GIUSTIZIA INSIEME

ISSN: 2974-9999
Registrazione: 5 maggio 2023 n. 68 presso il Tribunale di Roma

    Intervista ad Antonello Cosentino, candidato al CSM per le elezioni del 18 e 19 settembre 2022

    Intervista ad Antonello Cosentino, candidato al CSM per le elezioni del 18 e 19 settembre 2022

    Intervista ad Antonello Cosentino, candidato al CSM per le elezioni del 18 e 19 settembre 2022

    di Federica Salvatore 

    Quali sono le tue pregresse esperienze professionali, anche in ambito associativo e istituzionale?
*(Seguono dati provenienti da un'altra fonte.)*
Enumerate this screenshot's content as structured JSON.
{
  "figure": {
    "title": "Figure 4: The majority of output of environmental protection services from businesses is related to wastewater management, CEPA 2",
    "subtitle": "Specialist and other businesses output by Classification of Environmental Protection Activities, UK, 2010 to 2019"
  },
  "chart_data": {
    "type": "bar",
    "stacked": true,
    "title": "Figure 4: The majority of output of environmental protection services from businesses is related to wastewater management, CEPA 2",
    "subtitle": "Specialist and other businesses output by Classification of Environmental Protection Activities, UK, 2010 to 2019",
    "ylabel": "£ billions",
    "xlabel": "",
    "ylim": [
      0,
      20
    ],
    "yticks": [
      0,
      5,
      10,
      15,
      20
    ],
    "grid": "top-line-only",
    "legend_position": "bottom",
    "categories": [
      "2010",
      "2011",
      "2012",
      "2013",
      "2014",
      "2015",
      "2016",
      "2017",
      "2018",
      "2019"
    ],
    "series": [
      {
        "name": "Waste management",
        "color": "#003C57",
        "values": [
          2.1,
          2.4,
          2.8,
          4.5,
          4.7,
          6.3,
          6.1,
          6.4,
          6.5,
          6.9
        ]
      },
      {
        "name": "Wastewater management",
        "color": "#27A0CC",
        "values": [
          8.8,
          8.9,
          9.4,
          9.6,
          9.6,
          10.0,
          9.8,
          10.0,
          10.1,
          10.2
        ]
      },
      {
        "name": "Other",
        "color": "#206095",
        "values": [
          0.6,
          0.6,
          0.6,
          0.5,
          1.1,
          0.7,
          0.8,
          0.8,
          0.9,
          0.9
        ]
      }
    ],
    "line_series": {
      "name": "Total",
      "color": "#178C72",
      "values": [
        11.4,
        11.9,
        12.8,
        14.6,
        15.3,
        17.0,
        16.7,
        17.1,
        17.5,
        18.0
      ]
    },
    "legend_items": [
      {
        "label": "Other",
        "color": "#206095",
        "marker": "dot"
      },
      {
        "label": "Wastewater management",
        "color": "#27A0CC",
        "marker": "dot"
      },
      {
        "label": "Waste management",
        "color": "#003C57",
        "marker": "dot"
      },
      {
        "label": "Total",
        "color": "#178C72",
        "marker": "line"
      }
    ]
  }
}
Pensi che possano costituire un utile bagaglio per affrontare le sfide del futuro Consiglio?

    Sono in magistratura dal 1986.

    Nei primi anni ho fatto il pretore, prima a Siena e poi a Prato, svolgendo funzioni sia civili che penali; ho fatto anche il giudice del lavoro e il giudice tutelare. Fu una esperienza professionale molto arricchente, anche da un punto di vista umano. Il pretore era un giudice di prossimità, aveva un rapporto diretto con le persone, incideva in modo immediato nel territorio dove operava.

    Dopo la soppressione delle preture ho fatto per undici anni il giudice civile presso il Tribunale di Firenze e, dal 2010, lavoro presso la Corte di cassazione; attualmente faccio parte della seconda sezione civile della Corte e delle Sezioni Unite Civili.

    Per rispondere alla tua domanda, raggrupperei in cinque capitoli le esperienze che - portandomi ad incrociare temi e riflessioni legati all’ordinamento della magistratura, alla sua organizzazione, ai suoi rapporti con le altre giurisdizioni e con gli altri Poteri dello Stato – penso di poter valorizzare qualora fossi eletto al CSM; proprio tali esperienze, del resto, hanno maggiormente pesato sulla mia scelta di candidarmi.

    Il primo capitolo è quello delle esperienze nel campo dell’organizzazione del lavoro giudiziario.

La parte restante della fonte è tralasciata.